Running Karpathy's Autoresearch on a Mac

One of the projects I spent time on recently was adapting Karpathy's autoresearch idea so it could run on a MacBook instead of assuming a large NVIDIA setup.

The original idea is compelling because it changes the role of the researcher. Instead of manually tuning one experiment at a time, you give an agent a compact training setup, a fixed time budget, and a set of instructions. The agent edits the training code, runs a short experiment, checks the metric, keeps what works, discards what does not, and repeats.

That sounds simple in theory. In practice, making that workflow usable on Apple Silicon requires a lot of engineering discipline.

The core idea in plain English

Autoresearch is not "AI does science by magic."

It is a very structured loop:

  • keep the codebase small
  • restrict what the agent is allowed to edit
  • give every run the same time budget
  • compare experiments using one stable metric
  • log everything so the next iteration has context

The benefit is not just speed. It is that the research process becomes more reproducible.

What I changed for macOS

The original workflow is easier to imagine on a GPU server with CUDA-specific assumptions. A MacBook is a different environment:

  • attention kernels differ
  • compile paths behave differently
  • memory limits are tighter
  • batch size choices matter much earlier

So the work became less about inventing a new model and more about making the research loop survive on smaller hardware.

The most important changes were:

  • removing hard assumptions around FlashAttention-style kernels
  • falling back to native PyTorch attention paths when needed
  • tuning memory usage for Apple Silicon constraints
  • keeping the training setup small enough that short autonomous runs still finish reliably

That matters because if the loop is fragile, agents do not "research" effectively. They just spend their time crashing.

Why the fixed 5-minute budget matters

One design choice I like a lot in autoresearch is the fixed wall-clock budget.

Every run gets the same amount of time. That means the question becomes:

what is the best model or training change I can discover under this exact budget?

That is much more useful than comparing experiments where one secretly trained much longer than another.

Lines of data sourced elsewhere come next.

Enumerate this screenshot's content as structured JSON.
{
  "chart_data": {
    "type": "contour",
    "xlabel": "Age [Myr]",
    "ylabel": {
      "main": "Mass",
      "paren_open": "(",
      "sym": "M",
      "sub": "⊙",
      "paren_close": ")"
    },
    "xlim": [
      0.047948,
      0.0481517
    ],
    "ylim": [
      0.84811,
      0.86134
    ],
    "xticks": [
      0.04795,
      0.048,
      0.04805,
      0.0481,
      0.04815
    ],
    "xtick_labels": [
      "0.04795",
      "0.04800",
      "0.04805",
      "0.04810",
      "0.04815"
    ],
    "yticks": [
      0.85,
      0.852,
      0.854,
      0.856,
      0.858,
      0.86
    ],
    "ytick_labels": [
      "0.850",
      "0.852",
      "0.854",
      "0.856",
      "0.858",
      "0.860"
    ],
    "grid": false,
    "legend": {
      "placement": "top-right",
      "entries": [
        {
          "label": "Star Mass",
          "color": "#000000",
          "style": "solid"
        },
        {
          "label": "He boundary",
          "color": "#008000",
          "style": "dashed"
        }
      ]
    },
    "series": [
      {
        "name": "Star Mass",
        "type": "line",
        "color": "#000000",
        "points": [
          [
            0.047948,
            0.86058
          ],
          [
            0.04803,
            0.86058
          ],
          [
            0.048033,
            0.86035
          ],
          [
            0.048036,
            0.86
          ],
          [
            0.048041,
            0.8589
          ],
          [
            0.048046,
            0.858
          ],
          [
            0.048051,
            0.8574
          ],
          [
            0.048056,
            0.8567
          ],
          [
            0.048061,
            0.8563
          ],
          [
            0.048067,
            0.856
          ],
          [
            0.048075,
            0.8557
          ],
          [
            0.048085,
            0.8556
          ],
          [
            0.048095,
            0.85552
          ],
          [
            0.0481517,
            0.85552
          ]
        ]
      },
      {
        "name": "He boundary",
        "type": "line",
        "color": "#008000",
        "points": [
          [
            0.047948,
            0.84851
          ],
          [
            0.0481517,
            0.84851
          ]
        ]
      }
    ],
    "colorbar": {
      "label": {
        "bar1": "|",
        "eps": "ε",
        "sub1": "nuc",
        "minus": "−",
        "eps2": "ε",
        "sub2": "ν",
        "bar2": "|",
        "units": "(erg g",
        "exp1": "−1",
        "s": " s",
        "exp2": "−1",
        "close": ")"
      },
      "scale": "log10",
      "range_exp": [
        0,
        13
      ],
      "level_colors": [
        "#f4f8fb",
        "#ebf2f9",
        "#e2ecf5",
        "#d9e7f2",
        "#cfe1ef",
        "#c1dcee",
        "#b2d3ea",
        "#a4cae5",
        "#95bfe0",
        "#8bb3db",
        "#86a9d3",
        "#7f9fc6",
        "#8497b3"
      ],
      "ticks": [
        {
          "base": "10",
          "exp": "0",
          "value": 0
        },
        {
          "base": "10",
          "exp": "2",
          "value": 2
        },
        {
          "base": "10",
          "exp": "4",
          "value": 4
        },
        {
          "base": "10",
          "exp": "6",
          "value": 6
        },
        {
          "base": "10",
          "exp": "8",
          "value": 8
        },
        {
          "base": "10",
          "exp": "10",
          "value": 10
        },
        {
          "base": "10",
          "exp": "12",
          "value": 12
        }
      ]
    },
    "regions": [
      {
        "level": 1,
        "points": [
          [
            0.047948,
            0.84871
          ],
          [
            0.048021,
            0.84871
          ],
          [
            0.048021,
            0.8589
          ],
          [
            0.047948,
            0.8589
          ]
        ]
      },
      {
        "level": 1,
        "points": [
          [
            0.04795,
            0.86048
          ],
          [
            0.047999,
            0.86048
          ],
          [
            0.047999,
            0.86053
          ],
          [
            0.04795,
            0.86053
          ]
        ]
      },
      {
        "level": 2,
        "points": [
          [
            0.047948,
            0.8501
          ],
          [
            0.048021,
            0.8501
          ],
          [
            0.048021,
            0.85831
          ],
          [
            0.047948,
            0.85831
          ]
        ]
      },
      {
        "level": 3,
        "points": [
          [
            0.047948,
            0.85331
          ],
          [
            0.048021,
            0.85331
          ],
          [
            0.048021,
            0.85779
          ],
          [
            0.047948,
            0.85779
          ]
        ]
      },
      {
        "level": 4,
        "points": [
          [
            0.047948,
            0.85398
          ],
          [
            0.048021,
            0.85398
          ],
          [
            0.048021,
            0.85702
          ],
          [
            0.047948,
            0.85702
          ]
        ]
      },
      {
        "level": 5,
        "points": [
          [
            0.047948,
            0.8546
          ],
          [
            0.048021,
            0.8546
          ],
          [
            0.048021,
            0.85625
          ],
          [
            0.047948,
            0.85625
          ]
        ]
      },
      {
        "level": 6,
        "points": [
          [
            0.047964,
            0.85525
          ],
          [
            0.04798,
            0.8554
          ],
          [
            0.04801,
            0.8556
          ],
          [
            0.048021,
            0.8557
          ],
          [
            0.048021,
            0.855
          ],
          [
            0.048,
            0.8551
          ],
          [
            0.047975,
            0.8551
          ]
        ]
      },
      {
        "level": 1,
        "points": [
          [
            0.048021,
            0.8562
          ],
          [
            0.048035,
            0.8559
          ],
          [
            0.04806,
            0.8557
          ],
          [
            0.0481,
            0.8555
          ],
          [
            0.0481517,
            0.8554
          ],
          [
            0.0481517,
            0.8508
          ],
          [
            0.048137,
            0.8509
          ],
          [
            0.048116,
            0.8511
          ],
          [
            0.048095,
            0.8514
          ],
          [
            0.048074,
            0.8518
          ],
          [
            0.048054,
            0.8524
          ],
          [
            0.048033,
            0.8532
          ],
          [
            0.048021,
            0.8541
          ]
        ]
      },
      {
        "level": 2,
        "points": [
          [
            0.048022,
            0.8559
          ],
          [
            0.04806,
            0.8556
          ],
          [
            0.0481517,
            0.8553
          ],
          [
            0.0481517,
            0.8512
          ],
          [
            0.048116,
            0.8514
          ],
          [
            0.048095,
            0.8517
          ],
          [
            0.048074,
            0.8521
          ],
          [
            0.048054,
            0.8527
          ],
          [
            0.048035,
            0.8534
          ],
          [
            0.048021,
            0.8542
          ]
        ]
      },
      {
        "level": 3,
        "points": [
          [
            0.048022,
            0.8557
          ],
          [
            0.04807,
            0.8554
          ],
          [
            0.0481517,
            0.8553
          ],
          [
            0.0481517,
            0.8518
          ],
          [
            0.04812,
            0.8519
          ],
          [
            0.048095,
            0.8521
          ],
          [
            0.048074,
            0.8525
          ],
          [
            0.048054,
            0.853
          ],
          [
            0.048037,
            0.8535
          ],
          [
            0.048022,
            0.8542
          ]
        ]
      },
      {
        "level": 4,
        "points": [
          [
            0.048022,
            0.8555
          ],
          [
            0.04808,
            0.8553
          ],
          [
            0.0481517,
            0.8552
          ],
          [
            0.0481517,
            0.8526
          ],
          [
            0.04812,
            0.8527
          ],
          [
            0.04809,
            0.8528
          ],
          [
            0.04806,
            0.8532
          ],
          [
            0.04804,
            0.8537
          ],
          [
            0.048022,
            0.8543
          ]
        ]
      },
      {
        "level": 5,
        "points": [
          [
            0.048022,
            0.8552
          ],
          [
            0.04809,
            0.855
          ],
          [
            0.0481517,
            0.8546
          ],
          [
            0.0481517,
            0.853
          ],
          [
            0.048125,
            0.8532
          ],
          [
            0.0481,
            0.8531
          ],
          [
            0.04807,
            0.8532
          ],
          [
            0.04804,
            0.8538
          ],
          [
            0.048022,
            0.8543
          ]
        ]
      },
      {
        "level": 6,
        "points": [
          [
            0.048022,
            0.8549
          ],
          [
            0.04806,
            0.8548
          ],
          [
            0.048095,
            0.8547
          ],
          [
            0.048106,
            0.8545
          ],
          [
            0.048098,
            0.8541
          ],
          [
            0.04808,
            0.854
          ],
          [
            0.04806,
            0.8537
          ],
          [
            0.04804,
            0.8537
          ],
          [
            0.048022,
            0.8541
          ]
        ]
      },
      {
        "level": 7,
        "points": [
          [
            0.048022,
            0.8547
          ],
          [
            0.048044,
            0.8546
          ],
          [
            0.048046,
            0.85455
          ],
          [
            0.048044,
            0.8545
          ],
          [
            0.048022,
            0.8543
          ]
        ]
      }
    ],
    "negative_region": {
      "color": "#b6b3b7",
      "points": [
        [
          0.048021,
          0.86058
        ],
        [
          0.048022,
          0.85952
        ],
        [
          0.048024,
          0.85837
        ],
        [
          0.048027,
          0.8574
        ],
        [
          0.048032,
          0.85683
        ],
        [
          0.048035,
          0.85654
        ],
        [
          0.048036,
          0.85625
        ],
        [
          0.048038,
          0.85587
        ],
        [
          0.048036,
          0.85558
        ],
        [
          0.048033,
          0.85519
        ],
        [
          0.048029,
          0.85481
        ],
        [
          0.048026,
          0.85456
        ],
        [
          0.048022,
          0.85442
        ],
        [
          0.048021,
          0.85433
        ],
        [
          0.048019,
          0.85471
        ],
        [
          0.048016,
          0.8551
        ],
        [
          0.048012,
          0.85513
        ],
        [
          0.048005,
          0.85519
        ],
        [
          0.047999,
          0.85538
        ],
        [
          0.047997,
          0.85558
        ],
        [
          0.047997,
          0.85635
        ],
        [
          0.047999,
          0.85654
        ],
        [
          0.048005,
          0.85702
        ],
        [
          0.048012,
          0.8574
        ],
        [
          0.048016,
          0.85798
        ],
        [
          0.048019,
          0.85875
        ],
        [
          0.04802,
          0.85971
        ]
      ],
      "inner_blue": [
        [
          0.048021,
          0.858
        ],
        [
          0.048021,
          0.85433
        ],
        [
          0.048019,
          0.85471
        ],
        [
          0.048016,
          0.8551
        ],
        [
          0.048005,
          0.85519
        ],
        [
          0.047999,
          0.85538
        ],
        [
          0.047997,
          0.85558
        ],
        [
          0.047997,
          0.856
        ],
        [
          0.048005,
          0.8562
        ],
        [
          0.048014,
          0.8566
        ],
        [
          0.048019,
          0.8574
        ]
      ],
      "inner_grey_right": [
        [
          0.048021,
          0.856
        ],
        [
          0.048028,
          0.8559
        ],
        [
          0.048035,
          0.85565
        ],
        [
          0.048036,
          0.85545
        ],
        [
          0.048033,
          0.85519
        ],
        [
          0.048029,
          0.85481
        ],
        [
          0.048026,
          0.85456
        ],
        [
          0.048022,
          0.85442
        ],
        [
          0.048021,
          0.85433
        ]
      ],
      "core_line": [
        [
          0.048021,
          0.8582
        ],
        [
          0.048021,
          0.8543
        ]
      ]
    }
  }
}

For local research, this matters even more. On a Mac, you are not trying to imitate a giant cluster. You are trying to create a loop that is:

  • stable
  • cheap
  • comparable
  • easy to run overnight

What this taught me about research tooling

The most interesting part of the project was not a single model trick. It was learning that good research tooling is mostly about constraints.

If you want agents to improve a model autonomously, you need:

  • a tiny surface area to edit
  • clear "do not touch this" boundaries
  • one metric that decides whether an idea stays
  • logs that make bad experiments useful instead of wasted

That is why the project stays intentionally small. One preparation file. One training file. One instruction file. The simplicity is part of the method.

Why I think this matters

A lot of discussion around agentic research focuses on intelligence. I think a lot of the real leverage is in research environment design.

If the environment is clean, constrained, and measurable, even modest autonomous systems become much more useful.

That is why I found the macOS version worth building. It lowers the cost of experimenting with the idea and makes autonomous research feel less like a demo and more like an actual workflow.

The practical takeaway

My main takeaway from working on this is simple:

autonomous research becomes much more believable when it runs on ordinary hardware with clear rules.

That does not make the problem easy. But it does make it testable.

And once something is testable, you can improve it.